Ten Years Ago
The vaulted marble ceilings aren’t soundproofed. I know that personally because I dropped a pen in here and it sounded like a pistol shot that had everyone looking at me.
That’s what makes this room at the Metro Museum of Fine Art difficult—how damned quiet everyone is. I’m the youngest patron in here . . . well, if you don’t count the two boys who are with a woman who’s definitely their mom in the middle of a school day.
Honestly, the two blond boys look like they’d rather be anywhere else right now. Shoveling up dog poop in the back yard might be preferable. Even shoveling up the neighbor’s dog’s poop.
But Mom is a trooper. Despite looking like she’s about to scream in frustration from talking to the two breathing brick walls that are her children, she’s continuing to soldier on.
“And this one is of Robert I, King of Scotland,” Mom drones, reading the placard. “He was famous for . . . Timmy!”
“What?” Timmy, who’s looking at his phone, asks. Mom can’t see it from here, but I can just make out the picture on his screen. He might be studying something, but it sure as hell isn’t art except in the eyes of a plastic surgeon. Obviously, puberty is trembling in his loins. “Come on, Mom, can’t we just go? Seriously, I’ll Google what I need to get the assignment done!”
“Yeah, Mom,” the younger one, who’s too young to worry about his brother’s interest in girls but obviously finds art intolerable, whines. “You promised us McDonald’s if we came for two hours, and that was like, five whole hours ago!”

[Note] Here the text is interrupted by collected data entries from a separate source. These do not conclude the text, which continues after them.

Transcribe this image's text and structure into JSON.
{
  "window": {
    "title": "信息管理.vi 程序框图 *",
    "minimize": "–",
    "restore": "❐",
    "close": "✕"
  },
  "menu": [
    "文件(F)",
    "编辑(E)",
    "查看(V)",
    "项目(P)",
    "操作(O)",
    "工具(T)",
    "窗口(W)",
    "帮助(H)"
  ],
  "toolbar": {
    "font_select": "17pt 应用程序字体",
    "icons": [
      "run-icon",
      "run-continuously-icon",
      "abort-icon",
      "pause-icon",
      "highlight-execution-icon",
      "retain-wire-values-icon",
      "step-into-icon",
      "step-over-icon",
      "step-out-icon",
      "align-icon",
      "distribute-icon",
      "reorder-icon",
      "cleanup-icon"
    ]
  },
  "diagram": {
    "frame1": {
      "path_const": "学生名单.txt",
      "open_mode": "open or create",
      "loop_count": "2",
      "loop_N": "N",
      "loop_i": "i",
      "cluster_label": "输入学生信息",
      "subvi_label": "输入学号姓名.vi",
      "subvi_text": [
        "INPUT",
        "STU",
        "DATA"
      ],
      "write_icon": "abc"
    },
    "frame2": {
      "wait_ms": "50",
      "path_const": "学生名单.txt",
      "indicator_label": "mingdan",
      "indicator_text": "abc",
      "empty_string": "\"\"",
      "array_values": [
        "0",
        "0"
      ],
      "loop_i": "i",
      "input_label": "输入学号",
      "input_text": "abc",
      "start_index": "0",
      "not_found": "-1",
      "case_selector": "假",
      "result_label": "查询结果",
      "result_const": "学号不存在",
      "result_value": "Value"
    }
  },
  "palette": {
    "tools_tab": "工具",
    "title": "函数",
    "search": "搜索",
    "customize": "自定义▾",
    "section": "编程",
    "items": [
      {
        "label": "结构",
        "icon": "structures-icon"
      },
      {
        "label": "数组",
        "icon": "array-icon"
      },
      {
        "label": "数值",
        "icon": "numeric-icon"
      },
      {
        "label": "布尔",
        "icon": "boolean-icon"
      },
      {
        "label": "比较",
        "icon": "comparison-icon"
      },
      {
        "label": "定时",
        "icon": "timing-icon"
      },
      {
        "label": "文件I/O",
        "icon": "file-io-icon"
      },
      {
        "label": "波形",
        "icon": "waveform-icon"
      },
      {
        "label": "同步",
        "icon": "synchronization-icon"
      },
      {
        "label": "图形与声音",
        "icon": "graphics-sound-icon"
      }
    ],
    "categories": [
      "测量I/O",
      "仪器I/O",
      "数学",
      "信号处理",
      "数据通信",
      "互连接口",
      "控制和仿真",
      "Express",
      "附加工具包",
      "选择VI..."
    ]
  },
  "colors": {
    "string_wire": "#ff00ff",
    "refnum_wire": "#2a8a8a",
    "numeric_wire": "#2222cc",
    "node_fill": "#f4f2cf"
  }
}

Well, that’s pretty much impossible unless they arrived at eight in the morning, which I seriously doubt. But I can see Mom’s about to give in, and for some reason, I decide to intervene. Sliding over, I lean against the brass railing that keeps patrons from touching the displays and clear my throat. “Your mom’s right, you know. This is fascinating stuff.”

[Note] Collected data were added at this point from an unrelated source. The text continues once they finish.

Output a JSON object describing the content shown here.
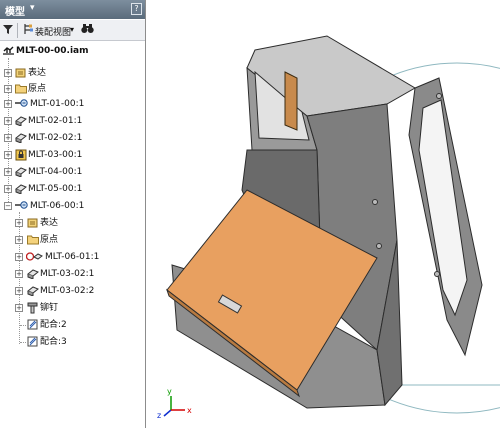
{
  "panel": {
    "title": "模型",
    "help": "?",
    "toolbar": {
      "filter_icon": "filter-icon",
      "view_icon": "assembly-view-icon",
      "view_label": "装配视图",
      "find_icon": "binoculars-icon"
    }
  },
  "tree": {
    "items": [
      {
        "label": "MLT-00-00.iam",
        "icon": "assembly-icon"
      },
      {
        "label": "表达",
        "icon": "representations-icon"
      },
      {
        "label": "原点",
        "icon": "folder-icon"
      },
      {
        "label": "MLT-01-00:1",
        "icon": "subassembly-icon"
      },
      {
        "label": "MLT-02-01:1",
        "icon": "part-icon"
      },
      {
        "label": "MLT-02-02:1",
        "icon": "part-icon"
      },
      {
        "label": "MLT-03-00:1",
        "icon": "locked-assembly-icon"
      },
      {
        "label": "MLT-04-00:1",
        "icon": "part-icon"
      },
      {
        "label": "MLT-05-00:1",
        "icon": "part-icon"
      },
      {
        "label": "MLT-06-00:1",
        "icon": "subassembly-icon"
      },
      {
        "label": "表达",
        "icon": "representations-icon"
      },
      {
        "label": "原点",
        "icon": "folder-icon"
      },
      {
        "label": "MLT-06-01:1",
        "icon": "flexible-part-icon"
      },
      {
        "label": "MLT-03-02:1",
        "icon": "part-icon"
      },
      {
        "label": "MLT-03-02:2",
        "icon": "part-icon"
      },
      {
        "label": "铆钉",
        "icon": "fastener-icon"
      },
      {
        "label": "配合:2",
        "icon": "mate-constraint-icon"
      },
      {
        "label": "配合:3",
        "icon": "mate-constraint-icon"
      }
    ]
  },
  "viewport": {
    "triad_axes": [
      "z",
      "y",
      "x"
    ],
    "colors": {
      "hinged_cover": "#e8a060",
      "enclosure_body": "#7e7e7e",
      "axis_x": "#d40000",
      "axis_y": "#0a9a00",
      "axis_z": "#1030d0",
      "guide_circle": "#8fb8c0"
    }
  }
}
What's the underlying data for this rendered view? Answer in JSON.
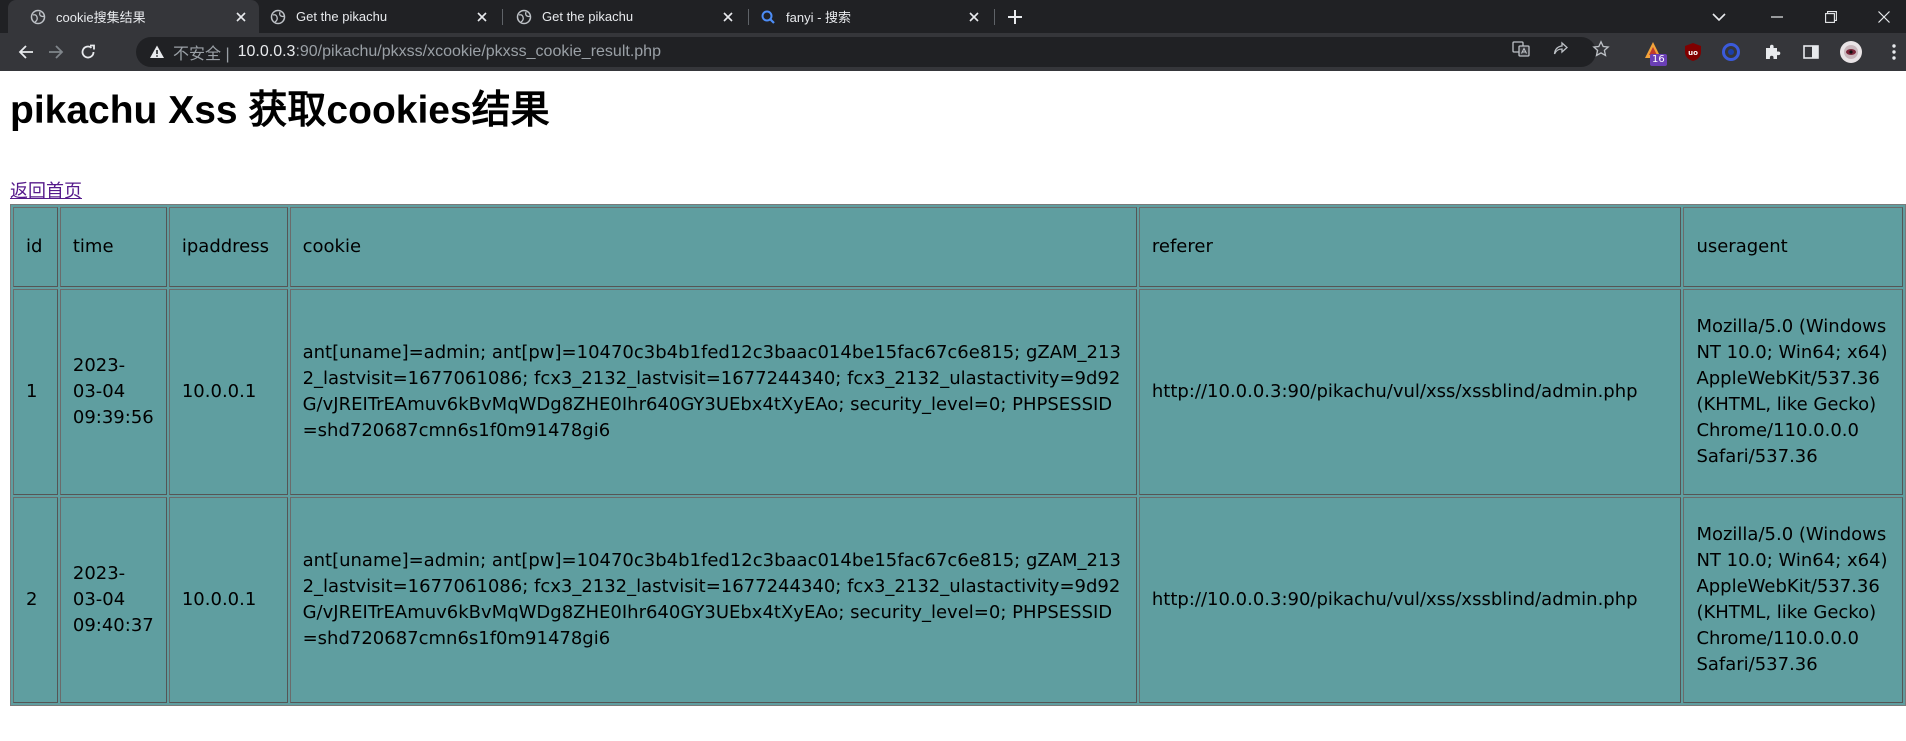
{
  "browser": {
    "tabs": [
      {
        "title": "cookie搜集结果",
        "active": true,
        "icon": "globe-icon"
      },
      {
        "title": "Get the pikachu",
        "active": false,
        "icon": "globe-icon"
      },
      {
        "title": "Get the pikachu",
        "active": false,
        "icon": "globe-icon"
      },
      {
        "title": "fanyi - 搜索",
        "active": false,
        "icon": "search-icon"
      }
    ],
    "address": {
      "insecure_label": "不安全 |",
      "host": "10.0.0.3",
      "path": ":90/pikachu/pkxss/xcookie/pkxss_cookie_result.php"
    },
    "extension_badge": "16",
    "colors": {
      "tabbar": "#202124",
      "toolbar": "#35363a",
      "omnibox": "#202124",
      "table_bg": "#5f9ea0",
      "link": "#551a8b"
    }
  },
  "page": {
    "title": "pikachu Xss 获取cookies结果",
    "home_link": "返回首页",
    "table": {
      "headers": [
        "id",
        "time",
        "ipaddress",
        "cookie",
        "referer",
        "useragent"
      ],
      "rows": [
        {
          "id": "1",
          "time": "2023-03-04 09:39:56",
          "ipaddress": "10.0.0.1",
          "cookie": "ant[uname]=admin; ant[pw]=10470c3b4b1fed12c3baac014be15fac67c6e815; gZAM_2132_lastvisit=1677061086; fcx3_2132_lastvisit=1677244340; fcx3_2132_ulastactivity=9d92G/vJREITrEAmuv6kBvMqWDg8ZHE0Ihr640GY3UEbx4tXyEAo; security_level=0; PHPSESSID=shd720687cmn6s1f0m91478gi6",
          "referer": "http://10.0.0.3:90/pikachu/vul/xss/xssblind/admin.php",
          "useragent": "Mozilla/5.0 (Windows NT 10.0; Win64; x64) AppleWebKit/537.36 (KHTML, like Gecko) Chrome/110.0.0.0 Safari/537.36"
        },
        {
          "id": "2",
          "time": "2023-03-04 09:40:37",
          "ipaddress": "10.0.0.1",
          "cookie": "ant[uname]=admin; ant[pw]=10470c3b4b1fed12c3baac014be15fac67c6e815; gZAM_2132_lastvisit=1677061086; fcx3_2132_lastvisit=1677244340; fcx3_2132_ulastactivity=9d92G/vJREITrEAmuv6kBvMqWDg8ZHE0Ihr640GY3UEbx4tXyEAo; security_level=0; PHPSESSID=shd720687cmn6s1f0m91478gi6",
          "referer": "http://10.0.0.3:90/pikachu/vul/xss/xssblind/admin.php",
          "useragent": "Mozilla/5.0 (Windows NT 10.0; Win64; x64) AppleWebKit/537.36 (KHTML, like Gecko) Chrome/110.0.0.0 Safari/537.36"
        }
      ]
    }
  }
}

The kids look at me like I’ve lost my mind, and I can see Mom giving me a wary eye too. I’m being helpful, but I’m also a stranger. Her mama bear instincts are tingling.
But she’s got nothing to worry about from me. “I’m serious. I mean, look at this guy here, Robert I. Or as most people call him, Robert the Bruce. Forget Braveheart, this guy was a bada—” I catch myself. “A leader and warrior. Now I don’t know about you, but I think sword fights, winning against overwhelming odds, and literally becoming king of all you survey and all that is pretty cool.”
“Really?” Timmy asks, lowering his phone a little more, and I nod.
“There’s a famous story about him. After struggling for over a decade for his crown and Scottish independence, he had a chance at the Battle of Bannockburn to finally push back the English threat. Even though he was outnumbered, he led his army into battle. During the fight, he found himself alone, his armor ripped up, his shield gone. His forces were on the edge of fleeing. All he had was his battleaxe. Suddenly, a mounted English knight in full armor charged at him, lance pointed right at his heart. Now imagine, you’re standing, exhausted, muscles weak because you’ve been fighting your butt off, and the medieval equivalent of Iron Man on a tank comes charging at you.”
“I’d probably crap my pants,” the little one says, and I laugh.
“Me too. But Robert stood his ground, dodged, and took the English knight down. That’s what this picture here is showing. The sight was so dramatic that his forces rallied, pushing the English back and winning the battle.”
The boys are entranced, and Mom silently mouths ‘thank you’ to me. I give her a nod, but for the boys, I shrug. “Now, I know that’s not as cool as Naruto, maybe, but in some ways, I think it’s cooler. Because this guy was real.”
I walk away, and a moment later, Mom catches up with me. “Thank you.”
“You’re welcome,” I whisper, glancing back at the boys who are eagerly reading about the next picture. “You might let Timmy use his phone to find interesting info and have him share it with you and his brother instead of the other way around. It’ll keep his fingers and mind busy and save you from exhaustion.”
Mom looks like she might swoon and ask me for a ‘personal tour’, but I’m not here to entice a married woman. My target is the woman in the corner of the room who’s watching all of this while keeping a watchful eye on the patrons and the art.